John Stonestreet and Glenn Sunshine of the Colson Center write about the Global Church on Breakpoint, “Consider the continent of Africa, which is poised to become the leader of world Christianity. According to the Center for the Study of Global Christianity, the number of Christians in Africa is increasing at a rate of 2.81 percent per year. That may not sound like much, but the compounding effect is huge. In 1900, there were about 9.5 million Christians in Africa; by 1970, that had risen to over 140 million. Today, the number is nearly 685 million, over twice the population of the United States.

In Asia, Christianity is growing at 1.5 percent per year, with over 100 million more Christians there than in North America. By 2030, it is estimated that there will be more Christians in China than in the United States, though with the current wave of persecutions, precise tracking of these numbers is impossible” (breakpoint.org).


The question has arisen to providing reparation to descendants of slaves. Reparation is defined as making amends for the wrong done by paying those who were wrongs (in the case of slavery, their descendents). This is a controversial issue, and I am not proposing a solution at this point.
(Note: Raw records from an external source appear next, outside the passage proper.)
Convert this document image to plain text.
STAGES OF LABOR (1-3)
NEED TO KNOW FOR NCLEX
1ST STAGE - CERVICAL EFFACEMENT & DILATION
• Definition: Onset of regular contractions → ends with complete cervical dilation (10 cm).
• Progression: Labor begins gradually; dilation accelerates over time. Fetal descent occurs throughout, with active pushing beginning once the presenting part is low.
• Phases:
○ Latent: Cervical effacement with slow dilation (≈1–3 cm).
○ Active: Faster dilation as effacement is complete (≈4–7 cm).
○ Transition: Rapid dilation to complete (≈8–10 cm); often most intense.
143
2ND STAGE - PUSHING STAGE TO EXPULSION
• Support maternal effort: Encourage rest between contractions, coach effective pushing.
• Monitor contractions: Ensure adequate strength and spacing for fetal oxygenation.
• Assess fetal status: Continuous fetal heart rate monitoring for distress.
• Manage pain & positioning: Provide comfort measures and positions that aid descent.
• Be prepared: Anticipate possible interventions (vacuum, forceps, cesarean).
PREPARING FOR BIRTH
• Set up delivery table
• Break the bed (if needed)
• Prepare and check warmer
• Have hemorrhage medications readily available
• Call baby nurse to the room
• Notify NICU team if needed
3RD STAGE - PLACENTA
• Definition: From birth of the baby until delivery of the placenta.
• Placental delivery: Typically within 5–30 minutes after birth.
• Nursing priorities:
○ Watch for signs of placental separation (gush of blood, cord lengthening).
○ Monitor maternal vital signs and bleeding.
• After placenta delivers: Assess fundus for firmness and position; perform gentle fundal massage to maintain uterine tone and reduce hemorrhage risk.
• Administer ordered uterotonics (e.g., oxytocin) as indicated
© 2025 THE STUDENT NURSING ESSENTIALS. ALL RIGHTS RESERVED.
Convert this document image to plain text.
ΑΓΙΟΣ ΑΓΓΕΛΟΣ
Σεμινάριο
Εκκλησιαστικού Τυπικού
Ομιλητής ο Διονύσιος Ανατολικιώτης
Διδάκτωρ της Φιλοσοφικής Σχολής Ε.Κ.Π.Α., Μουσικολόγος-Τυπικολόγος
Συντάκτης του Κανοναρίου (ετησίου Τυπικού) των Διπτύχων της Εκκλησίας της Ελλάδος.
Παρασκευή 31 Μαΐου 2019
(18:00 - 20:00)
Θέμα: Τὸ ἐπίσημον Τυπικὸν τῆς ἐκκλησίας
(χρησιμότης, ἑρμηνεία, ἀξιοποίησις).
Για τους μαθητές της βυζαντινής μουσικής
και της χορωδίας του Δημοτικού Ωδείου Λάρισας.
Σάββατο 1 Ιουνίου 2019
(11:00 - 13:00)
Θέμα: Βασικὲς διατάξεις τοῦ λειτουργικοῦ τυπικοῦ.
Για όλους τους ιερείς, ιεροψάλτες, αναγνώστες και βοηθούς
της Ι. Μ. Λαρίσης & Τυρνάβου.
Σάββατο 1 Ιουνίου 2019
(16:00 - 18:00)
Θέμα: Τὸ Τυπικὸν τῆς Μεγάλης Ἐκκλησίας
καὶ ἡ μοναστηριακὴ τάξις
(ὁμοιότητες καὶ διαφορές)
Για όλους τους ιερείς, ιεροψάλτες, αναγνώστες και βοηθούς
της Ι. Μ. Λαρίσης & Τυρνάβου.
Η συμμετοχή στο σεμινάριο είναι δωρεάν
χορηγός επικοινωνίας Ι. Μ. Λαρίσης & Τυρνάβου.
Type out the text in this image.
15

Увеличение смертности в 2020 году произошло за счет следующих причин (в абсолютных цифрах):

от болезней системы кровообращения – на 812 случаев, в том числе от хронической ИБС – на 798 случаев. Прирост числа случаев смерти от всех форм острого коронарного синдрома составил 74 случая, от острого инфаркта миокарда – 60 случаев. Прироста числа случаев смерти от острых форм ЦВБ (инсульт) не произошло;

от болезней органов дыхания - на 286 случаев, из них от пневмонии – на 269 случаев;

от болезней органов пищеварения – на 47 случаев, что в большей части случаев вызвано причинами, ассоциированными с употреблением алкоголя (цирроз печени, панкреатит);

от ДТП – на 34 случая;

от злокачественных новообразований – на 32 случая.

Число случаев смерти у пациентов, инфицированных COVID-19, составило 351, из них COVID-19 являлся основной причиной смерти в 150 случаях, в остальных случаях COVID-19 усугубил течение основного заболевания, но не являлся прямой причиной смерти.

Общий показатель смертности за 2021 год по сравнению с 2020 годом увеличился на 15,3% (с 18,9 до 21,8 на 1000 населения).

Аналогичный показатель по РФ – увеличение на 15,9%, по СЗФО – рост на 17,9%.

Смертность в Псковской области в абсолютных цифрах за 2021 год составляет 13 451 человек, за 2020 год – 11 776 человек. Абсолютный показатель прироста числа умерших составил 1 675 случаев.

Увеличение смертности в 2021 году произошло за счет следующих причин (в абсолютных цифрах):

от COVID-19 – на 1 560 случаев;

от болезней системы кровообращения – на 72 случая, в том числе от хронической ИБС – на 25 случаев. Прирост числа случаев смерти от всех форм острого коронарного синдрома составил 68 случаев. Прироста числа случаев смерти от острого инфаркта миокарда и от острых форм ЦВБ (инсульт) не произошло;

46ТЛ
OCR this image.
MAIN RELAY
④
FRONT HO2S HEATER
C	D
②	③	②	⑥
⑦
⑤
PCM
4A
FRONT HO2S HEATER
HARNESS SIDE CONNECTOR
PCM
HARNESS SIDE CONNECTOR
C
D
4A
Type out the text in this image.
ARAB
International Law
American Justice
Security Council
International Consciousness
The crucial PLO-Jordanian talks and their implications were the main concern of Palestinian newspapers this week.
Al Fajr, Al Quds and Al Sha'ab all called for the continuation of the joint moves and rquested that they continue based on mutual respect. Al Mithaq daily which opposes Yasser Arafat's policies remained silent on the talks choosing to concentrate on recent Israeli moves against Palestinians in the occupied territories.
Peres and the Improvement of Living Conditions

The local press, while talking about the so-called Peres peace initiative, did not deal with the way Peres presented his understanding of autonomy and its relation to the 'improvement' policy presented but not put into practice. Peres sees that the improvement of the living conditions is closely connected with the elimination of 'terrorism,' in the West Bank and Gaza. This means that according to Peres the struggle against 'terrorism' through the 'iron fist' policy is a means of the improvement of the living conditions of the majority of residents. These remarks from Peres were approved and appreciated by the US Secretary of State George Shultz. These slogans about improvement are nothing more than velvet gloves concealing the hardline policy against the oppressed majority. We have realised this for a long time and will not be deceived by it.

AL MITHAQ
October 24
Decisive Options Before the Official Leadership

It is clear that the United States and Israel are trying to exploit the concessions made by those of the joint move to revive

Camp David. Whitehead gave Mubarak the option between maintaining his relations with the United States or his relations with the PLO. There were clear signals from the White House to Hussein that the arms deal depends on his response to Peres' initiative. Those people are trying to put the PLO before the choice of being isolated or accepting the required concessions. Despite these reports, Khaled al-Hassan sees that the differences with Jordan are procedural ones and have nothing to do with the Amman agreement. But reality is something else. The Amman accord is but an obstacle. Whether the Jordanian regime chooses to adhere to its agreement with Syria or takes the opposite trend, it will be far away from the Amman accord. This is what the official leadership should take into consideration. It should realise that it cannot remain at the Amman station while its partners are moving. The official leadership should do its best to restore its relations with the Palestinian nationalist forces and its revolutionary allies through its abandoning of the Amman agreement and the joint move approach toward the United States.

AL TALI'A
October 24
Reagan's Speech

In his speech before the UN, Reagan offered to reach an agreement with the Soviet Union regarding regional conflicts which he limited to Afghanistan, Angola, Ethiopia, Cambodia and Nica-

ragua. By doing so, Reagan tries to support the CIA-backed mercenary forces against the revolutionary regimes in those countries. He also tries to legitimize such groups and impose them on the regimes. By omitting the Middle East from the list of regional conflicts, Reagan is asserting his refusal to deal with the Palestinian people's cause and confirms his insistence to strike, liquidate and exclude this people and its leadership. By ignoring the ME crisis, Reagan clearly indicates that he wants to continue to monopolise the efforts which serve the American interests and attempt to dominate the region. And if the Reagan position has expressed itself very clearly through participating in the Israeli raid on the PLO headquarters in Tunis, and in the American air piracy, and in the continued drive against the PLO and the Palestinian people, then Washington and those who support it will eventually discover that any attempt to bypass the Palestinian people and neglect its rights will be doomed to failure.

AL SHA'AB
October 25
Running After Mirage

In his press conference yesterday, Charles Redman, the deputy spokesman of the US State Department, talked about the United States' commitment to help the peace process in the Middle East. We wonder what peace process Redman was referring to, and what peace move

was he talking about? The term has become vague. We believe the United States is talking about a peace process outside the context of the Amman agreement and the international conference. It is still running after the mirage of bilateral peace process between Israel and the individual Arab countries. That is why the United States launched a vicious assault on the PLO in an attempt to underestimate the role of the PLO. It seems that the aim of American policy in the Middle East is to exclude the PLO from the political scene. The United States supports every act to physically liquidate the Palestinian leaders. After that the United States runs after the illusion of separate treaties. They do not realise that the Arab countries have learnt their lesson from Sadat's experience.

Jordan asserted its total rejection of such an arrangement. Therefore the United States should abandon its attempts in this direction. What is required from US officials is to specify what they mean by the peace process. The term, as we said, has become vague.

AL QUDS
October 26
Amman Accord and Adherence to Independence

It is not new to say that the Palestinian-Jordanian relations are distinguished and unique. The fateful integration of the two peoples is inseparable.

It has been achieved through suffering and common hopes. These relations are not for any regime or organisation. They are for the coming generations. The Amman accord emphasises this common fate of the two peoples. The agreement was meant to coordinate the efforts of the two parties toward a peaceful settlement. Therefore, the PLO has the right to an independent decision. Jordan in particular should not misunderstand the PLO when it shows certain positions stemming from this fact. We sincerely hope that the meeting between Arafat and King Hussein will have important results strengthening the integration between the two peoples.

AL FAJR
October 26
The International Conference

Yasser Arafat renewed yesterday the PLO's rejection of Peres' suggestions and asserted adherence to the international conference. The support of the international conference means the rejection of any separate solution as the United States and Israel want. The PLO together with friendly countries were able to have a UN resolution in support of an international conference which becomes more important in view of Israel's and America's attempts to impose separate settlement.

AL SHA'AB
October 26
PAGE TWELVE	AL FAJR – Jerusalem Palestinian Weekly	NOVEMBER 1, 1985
However, I came across an interesting counterpoint by a United States Airforce Veteran, Aja Smith, who wrote this regarding moves in California to provide reparation, “A state that never allowed slaves is taking money from people who never owned slaves and giving it to people who never were slaves.”


The recent Langstaff Letter on “The Missing Ingredient of Forgiveness” brought more than one response saying this was the best Langstaff Letter yet. Be that as it may, forgiveness is central to the Christian message. I want to conclude with some words on forgiveness by Dr. Gary Chapman, “Have you ever struggled to forgive someone who has wronged you? If so, you are not alone. But if your intention is to remove the barrier and begin the process of restoring the relationship with that person, a sincere apology must be offered, and forgiveness extended. 

One might say, ‘I don’t feel like forgiving.’ The truth is, not many of us do. What we need to know, though, is this: forgiveness is not a feeling. It’s a decision to offer grace instead of demanding justice. 

When it comes to forgiveness, however, there are a lot of misconceptions that muddy the process. To better understand forgiveness, here are four things forgiveness DOES NOT do:

Forgiveness does not wipe our memory.
Forgiveness does not remove all the consequences of wrongdoing.
Forgiveness does not rebuild trust.
Forgiveness does not always result in reconciliation” (Chapman 2010).







Chapman, G. D. (2010). Things I wish I’d known before we got married. Northfield Pub.